Advancements in nano-enhanced steel structures for earthquake resilience: Integrating metallic elements, AI, and sensor technology for engineering disasters mitigation in steel buildings

This study develops Titanium (Ti) and Magnesium (Mg)-based nano-alloys to enhance the earthquake resilience of steel structures using machine learning (SVM) and sensor technology. Embedding Ti and Mg into steel at the nanoscale creates a lightweight, durable, and flexible material capable of withstanding seismic forces. Ti enhances tensile strength and flexibility, while Mg reduces weight, lowering seismic loads on buildings. The performance of these nano-alloys was assessed through shake table tests, cyclic load testing, and dynamic response testing, showing that nano-alloy-enhanced steel structures experienced 60% less displacement and 40% lower acceleration than traditional steel, demonstrating superior energy absorption and stress distribution.
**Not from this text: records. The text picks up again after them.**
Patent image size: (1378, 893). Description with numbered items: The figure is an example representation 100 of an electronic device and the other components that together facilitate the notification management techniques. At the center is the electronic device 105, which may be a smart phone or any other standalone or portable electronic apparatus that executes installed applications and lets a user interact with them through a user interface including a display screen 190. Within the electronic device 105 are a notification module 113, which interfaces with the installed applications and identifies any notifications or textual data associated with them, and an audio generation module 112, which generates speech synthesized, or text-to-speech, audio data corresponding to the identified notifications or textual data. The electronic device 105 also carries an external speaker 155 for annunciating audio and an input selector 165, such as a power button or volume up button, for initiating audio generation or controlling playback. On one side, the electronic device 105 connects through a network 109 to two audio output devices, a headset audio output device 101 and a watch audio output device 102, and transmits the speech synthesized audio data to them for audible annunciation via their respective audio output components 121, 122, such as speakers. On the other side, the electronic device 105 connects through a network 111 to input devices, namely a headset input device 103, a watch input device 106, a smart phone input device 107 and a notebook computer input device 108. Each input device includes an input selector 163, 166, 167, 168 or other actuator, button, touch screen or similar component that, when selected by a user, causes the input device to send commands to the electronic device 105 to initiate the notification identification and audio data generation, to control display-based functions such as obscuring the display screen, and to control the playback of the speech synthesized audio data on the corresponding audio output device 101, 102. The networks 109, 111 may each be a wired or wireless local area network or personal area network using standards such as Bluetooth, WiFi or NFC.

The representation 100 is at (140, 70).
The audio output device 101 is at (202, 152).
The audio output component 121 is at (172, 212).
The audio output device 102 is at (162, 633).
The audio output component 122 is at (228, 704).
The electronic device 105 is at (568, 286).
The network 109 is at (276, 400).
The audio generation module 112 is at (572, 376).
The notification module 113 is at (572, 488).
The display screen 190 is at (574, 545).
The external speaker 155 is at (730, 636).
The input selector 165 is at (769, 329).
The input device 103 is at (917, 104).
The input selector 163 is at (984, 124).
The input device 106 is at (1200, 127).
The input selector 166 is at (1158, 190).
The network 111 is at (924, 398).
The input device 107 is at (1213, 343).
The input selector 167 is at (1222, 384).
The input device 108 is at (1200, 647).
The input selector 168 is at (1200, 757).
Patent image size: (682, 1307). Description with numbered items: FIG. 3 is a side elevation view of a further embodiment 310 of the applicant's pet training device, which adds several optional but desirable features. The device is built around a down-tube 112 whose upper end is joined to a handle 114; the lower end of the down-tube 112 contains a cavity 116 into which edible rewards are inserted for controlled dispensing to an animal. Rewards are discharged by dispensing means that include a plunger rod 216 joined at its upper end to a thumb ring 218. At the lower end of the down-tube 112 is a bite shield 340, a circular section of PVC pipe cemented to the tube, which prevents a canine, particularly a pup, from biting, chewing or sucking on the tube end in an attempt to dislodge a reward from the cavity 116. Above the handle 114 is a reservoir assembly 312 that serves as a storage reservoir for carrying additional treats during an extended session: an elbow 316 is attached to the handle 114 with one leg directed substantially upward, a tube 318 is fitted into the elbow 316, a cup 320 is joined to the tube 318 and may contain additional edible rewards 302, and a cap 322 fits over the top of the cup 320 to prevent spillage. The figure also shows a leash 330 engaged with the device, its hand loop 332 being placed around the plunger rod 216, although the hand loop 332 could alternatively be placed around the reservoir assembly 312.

Fatigue tests revealed that the nano-alloy could endure 20, 000 loading cycles, outperforming the 8, 000 cycles of conventional steel. Integrated sensor technology, including strain gauges and accelerometers, provided real-time stress and deformation data, confirming the material’s effectiveness in stress distribution and vibration damping. The SVM model optimized alloy composition, achieving 94% prediction accuracy in assessing seismic performance, highlighting the nano-alloys' durability and resilience. This study suggests that Ti and Mg nano-alloys could greatly improve earthquake-resistant construction.